Janet had been deposited in a first-class carriage alone, with all her little properties carefully arranged about her. Henceforward probably she would have to travel by second or even third-class; but Mr. Bland had got her ticket for this last occasion regardless of expense, and had fee’d the guard to take care of her, and done everything for her as if she had been a princess. And I am happy to state that for the first mile or two Janet saw the familiar landscape all dilated and out of drawing through the medium of tears. They were not many, nor were they bitter, but at least they were genuine.
“Poor old vicar,” she said to herself; “poor Mrs. Bland; poor Aunt Mary——”
Even at that moment it was not herself she pitied, but those whom she left behind. She added at the end of a minute,
“Poor old doctor,” and burst into a laugh: and her heart jumped up again after its momentary sympathetic depression, and the tears dried of themselves. Her heart jumped up with a throb almost of exultation. At last she had fairly escaped—got away from the village and all the enveloping kindness and cares that had been lavished upon her.

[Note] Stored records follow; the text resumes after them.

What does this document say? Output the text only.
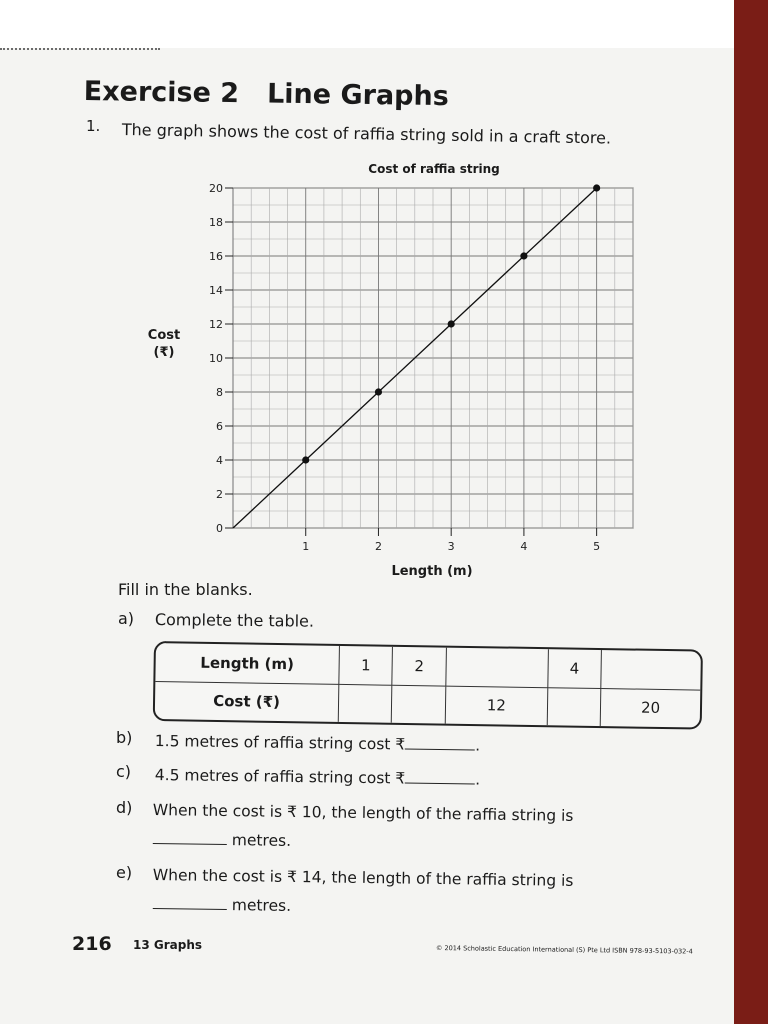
Exercise 2 Line Graphs
1. The graph shows the cost of raffia string sold in a craft store.
Cost of raffia string
0
2
4
6
8
10
12
14
16
18
20
1	2	3	4	5
Cost
(₹)
Length (m)
Fill in the blanks.
a) Complete the table.
Length (m)	1	2		4	
Cost (₹)			12		20
b) 1.5 metres of raffia string cost ₹	.
c) 4.5 metres of raffia string cost ₹	.
d) When the cost is ₹ 10, the length of the raffia string is
metres.
e) When the cost is ₹ 14, the length of the raffia string is
metres.
216 13 Graphs	© 2014 Scholastic Education International (S) Pte Ltd ISBN 978-93-5103-032-4
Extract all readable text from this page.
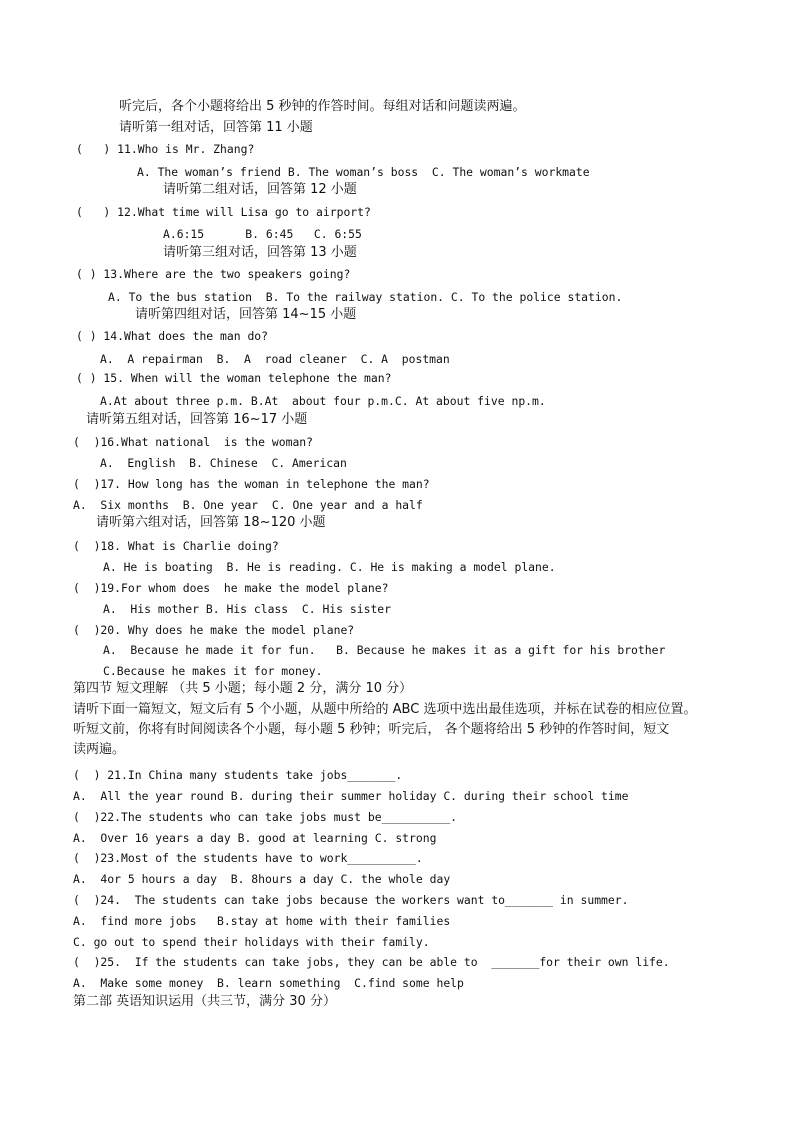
听完后，各个小题将给出 5 秒钟的作答时间。每组对话和问题读两遍。
请听第一组对话，回答第 11 小题
(   ) 11.Who is Mr. Zhang?
A. The woman’s friend B. The woman’s boss  C. The woman’s workmate
请听第二组对话，回答第 12 小题
(   ) 12.What time will Lisa go to airport?
A.6:15      B. 6:45   C. 6:55
请听第三组对话，回答第 13 小题
( ) 13.Where are the two speakers going?
A. To the bus station  B. To the railway station. C. To the police station.
请听第四组对话，回答第 14~15 小题
( ) 14.What does the man do?
A.  A repairman  B.  A  road cleaner  C. A  postman
( ) 15. When will the woman telephone the man?
A.At about three p.m. B.At  about four p.m.C. At about five np.m.
请听第五组对话，回答第 16~17 小题
(  )16.What national  is the woman?
A.  English  B. Chinese  C. American
(  )17. How long has the woman in telephone the man?
A.  Six months  B. One year  C. One year and a half
请听第六组对话，回答第 18~120 小题
(  )18. What is Charlie doing?
A. He is boating  B. He is reading. C. He is making a model plane.
(  )19.For whom does  he make the model plane?
A.  His mother B. His class  C. His sister
(  )20. Why does he make the model plane?
A.  Because he made it for fun.   B. Because he makes it as a gift for his brother
C.Because he makes it for money.
第四节 短文理解 （共 5 小题；每小题 2 分，满分 10 分）
请听下面一篇短文，短文后有 5 个小题，从题中所给的 ABC 选项中选出最佳选项，并标在试卷的相应位置。
听短文前，你将有时间阅读各个小题，每小题 5 秒钟；听完后， 各个题将给出 5 秒钟的作答时间，短文
读两遍。
(  ) 21.In China many students take jobs_______.
A.  All the year round B. during their summer holiday C. during their school time
(  )22.The students who can take jobs must be__________.
A.  Over 16 years a day B. good at learning C. strong
(  )23.Most of the students have to work__________.
A.  4or 5 hours a day  B. 8hours a day C. the whole day
(  )24.  The students can take jobs because the workers want to_______ in summer.
A.  find more jobs   B.stay at home with their families
C. go out to spend their holidays with their family.
(  )25.  If the students can take jobs, they can be able to  _______for their own life.
A.  Make some money  B. learn something  C.find some help
第二部 英语知识运用（共三节，满分 30 分）
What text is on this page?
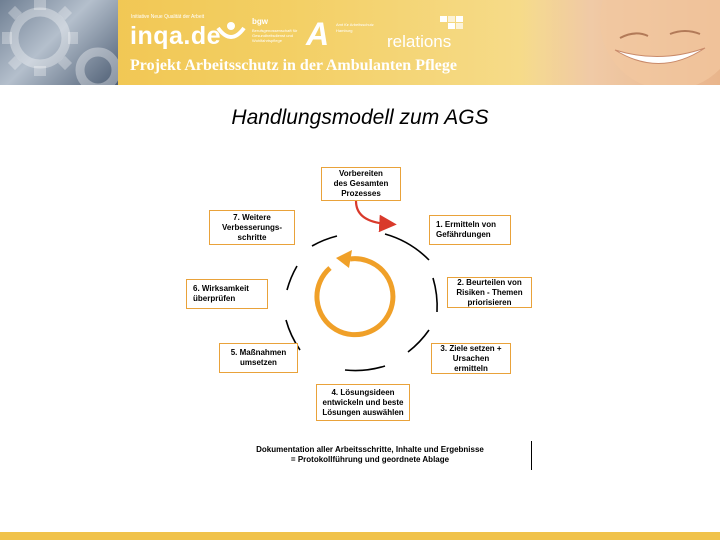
Initiative Neue Qualität der Arbeit
inqa.de
bgw
Berufsgenossenschaft für Gesundheitsdienst und Wohlfahrtspflege A Amt für Arbeitsschutz Hamburg
relations
Projekt Arbeitsschutz in der Ambulanten Pflege
Handlungsmodell zum AGS
Vorbereiten
des Gesamten
Prozesses
1. Ermitteln von
Gefährdungen
2. Beurteilen von
Risiken - Themen
priorisieren
3. Ziele setzen +
Ursachen
ermitteln
4. Lösungsideen
entwickeln und beste
Lösungen auswählen
5. Maßnahmen
umsetzen
6. Wirksamkeit
überprüfen
7. Weitere
Verbesserungs-
schritte
Dokumentation aller Arbeitsschritte, Inhalte und Ergebnisse
= Protokollführung und geordnete Ablage
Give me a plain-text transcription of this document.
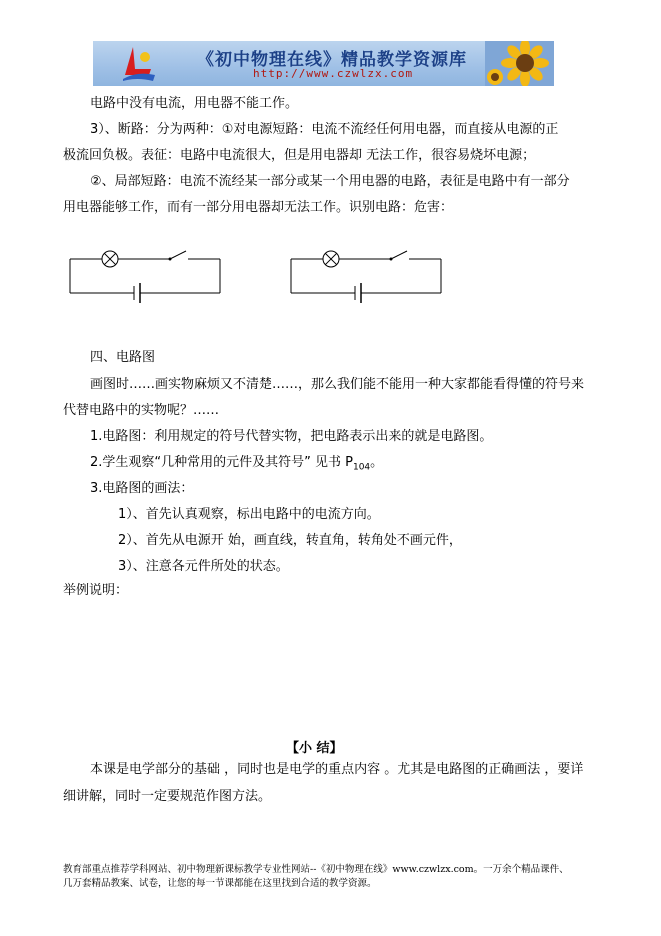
《初中物理在线》精品教学资源库
http://www.czwlzx.com
电路中没有电流，用电器不能工作。
3）、断路：分为两种：①对电源短路：电流不流经任何用电器，而直接从电源的正
极流回负极。表征：电路中电流很大，但是用电器却 无法工作，很容易烧坏电源；
②、局部短路：电流不流经某一部分或某一个用电器的电路，表征是电路中有一部分
用电器能够工作，而有一部分用电器却无法工作。识别电路：危害：
四、电路图
画图时……画实物麻烦又不清楚……，那么我们能不能用一种大家都能看得懂的符号来
代替电路中的实物呢？……
1.电路图：利用规定的符号代替实物，把电路表示出来的就是电路图。
2.学生观察“几种常用的元件及其符号” 见书 $P_{104}$。
3.电路图的画法：
1）、首先认真观察，标出电路中的电流方向。
2）、首先从电源开 始，画直线，转直角，转角处不画元件，
3）、注意各元件所处的状态。
举例说明：
【小 结】
本课是电学部分的基础 ，同时也是电学的重点内容 。尤其是电路图的正确画法 ，要详
细讲解，同时一定要规范作图方法。
教育部重点推荐学科网站、初中物理新课标教学专业性网站--《初中物理在线》www.czwlzx.com。一万余个精品课件、
几万套精品教案、试卷，让您的每一节课都能在这里找到合适的教学资源。
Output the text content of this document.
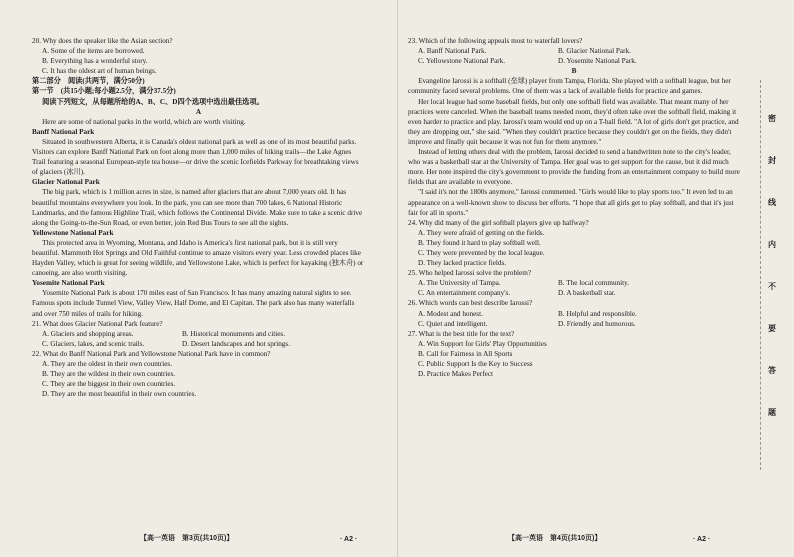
20. Why does the speaker like the Asian section?

A. Some of the items are borrowed.

B. Everything has a wonderful story.

C. It has the oldest art of human beings.

第二部分　阅读(共两节，满分50分)

第一节　(共15小题;每小题2.5分，满分37.5分)

阅读下列短文，从每题所给的A、B、C、D四个选项中选出最佳选项。

A

Here are some of national parks in the world, which are worth visiting.

Banff National Park

Situated in southwestern Alberta, it is Canada's oldest national park as well as one of its most beautiful parks. Visitors can explore Banff National Park on foot along more than 1,000 miles of hiking trails—the Lake Agnes Trail featuring a seasonal European-style tea house—or drive the scenic Icefields Parkway for breathtaking views of glaciers (冰川).

Glacier National Park

The big park, which is 1 million acres in size, is named after glaciers that are about 7,000 years old. It has beautiful mountains everywhere you look. In the park, you can see more than 700 lakes, 6 National Historic Landmarks, and the famous Highline Trail, which follows the Continental Divide. Make sure to take a scenic drive along the Going-to-the-Sun Road, or even better, join Red Bus Tours to see all the sights.

Yellowstone National Park

This protected area in Wyoming, Montana, and Idaho is America's first national park, but it is still very beautiful. Mammoth Hot Springs and Old Faithful continue to amaze visitors every year. Less crowded places like Hayden Valley, which is great for seeing wildlife, and Yellowstone Lake, which is perfect for kayaking (独木舟) or canoeing, are also worth visiting.

Yosemite National Park

Yosemite National Park is about 170 miles east of San Francisco. It has many amazing natural sights to see. Famous spots include Tunnel View, Valley View, Half Dome, and El Capitan. The park also has many waterfalls and over 750 miles of trails for hiking.

21. What does Glacier National Park feature?

A. Glaciers and shopping areas.	B. Historical monuments and cities.
C. Glaciers, lakes, and scenic trails.	D. Desert landscapes and hot springs.

22. What do Banff National Park and Yellowstone National Park have in common?

A. They are the oldest in their own countries.

B. They are the wildest in their own countries.

C. They are the biggest in their own countries.

D. They are the most beautiful in their own countries.

【高一英语　第3页(共10页)】	· A2 ·

23. Which of the following appeals most to waterfall lovers?

A. Banff National Park.	B. Glacier National Park.
C. Yellowstone National Park.	D. Yosemite National Park.

B

Evangeline Iarossi is a softball (垒球) player from Tampa, Florida. She played with a softball league, but her community faced several problems. One of them was a lack of available fields for practice and games.

Her local league had some baseball fields, but only one softball field was available. That meant many of her practices were canceled. When the baseball teams needed room, they'd often take over the softball field, making it even harder to practice and play. Iarossi's team would end up on a T-ball field. "A lot of girls don't get practice, and they are dropping out," she said. "When they couldn't practice because they couldn't get on the fields, they didn't improve and finally quit because it was not fun for them anymore."

Instead of letting others deal with the problem, Iarossi decided to send a handwritten note to the city's leader, who was a basketball star at the University of Tampa. Her goal was to get support for the cause, but it did much more. Her note inspired the city's government to provide the funding from an entertainment company to build more fields that are available to everyone.

"I said it's not the 1800s anymore," Iarossi commented. "Girls would like to play sports too." It even led to an appearance on a well-known show to discuss her efforts. "I hope that all girls get to play softball, and that it's just fair for all in sports."

24. Why did many of the girl softball players give up halfway?

A. They were afraid of getting on the fields.

B. They found it hard to play softball well.

C. They were prevented by the local league.

D. They lacked practice fields.

25. Who helped Iarossi solve the problem?

A. The University of Tampa.	B. The local community.
C. An entertainment company's.	D. A basketball star.

26. Which words can best describe Iarossi?

A. Modest and honest.	B. Helpful and responsible.
C. Quiet and intelligent.	D. Friendly and humorous.

27. What is the best title for the text?

A. Win Support for Girls' Play Opportunities

B. Call for Fairness in All Sports

C. Public Support Is the Key to Success

D. Practice Makes Perfect

密
封
线
内
不
要
答
题
【高一英语　第4页(共10页)】	· A2 ·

Janet was not ungrateful any more than youth in the abstract is ungrateful, but the first sensation of freedom had something intoxicating in it! Setting out to face the world! She had been told all her life that she would have to do it some day; and though that eventuality had always been held before her as a dreadful though inevitable prospect, it had lost all its terrors as contrasted with the monotony of the village life, which she knew by heart, and all the quiet evenings and dull days in which Janet had often felt as if her young activity and energy of mind must burst the very walls of the dainty decorous cottage where it was so happy for her, so fortunate to have found a home. How often had she felt there as if she would like to take hold of the posts as Samson did, and shake it till it toppled down about her ears, not with any ill meaning, but for sheer need of movement, mischief, something to happen. To face the world! She looked it in the face with a smile of triumph and delight, as a sea-boy faces the smiling ocean that is in time to be his grave, as it had been his father’s before him.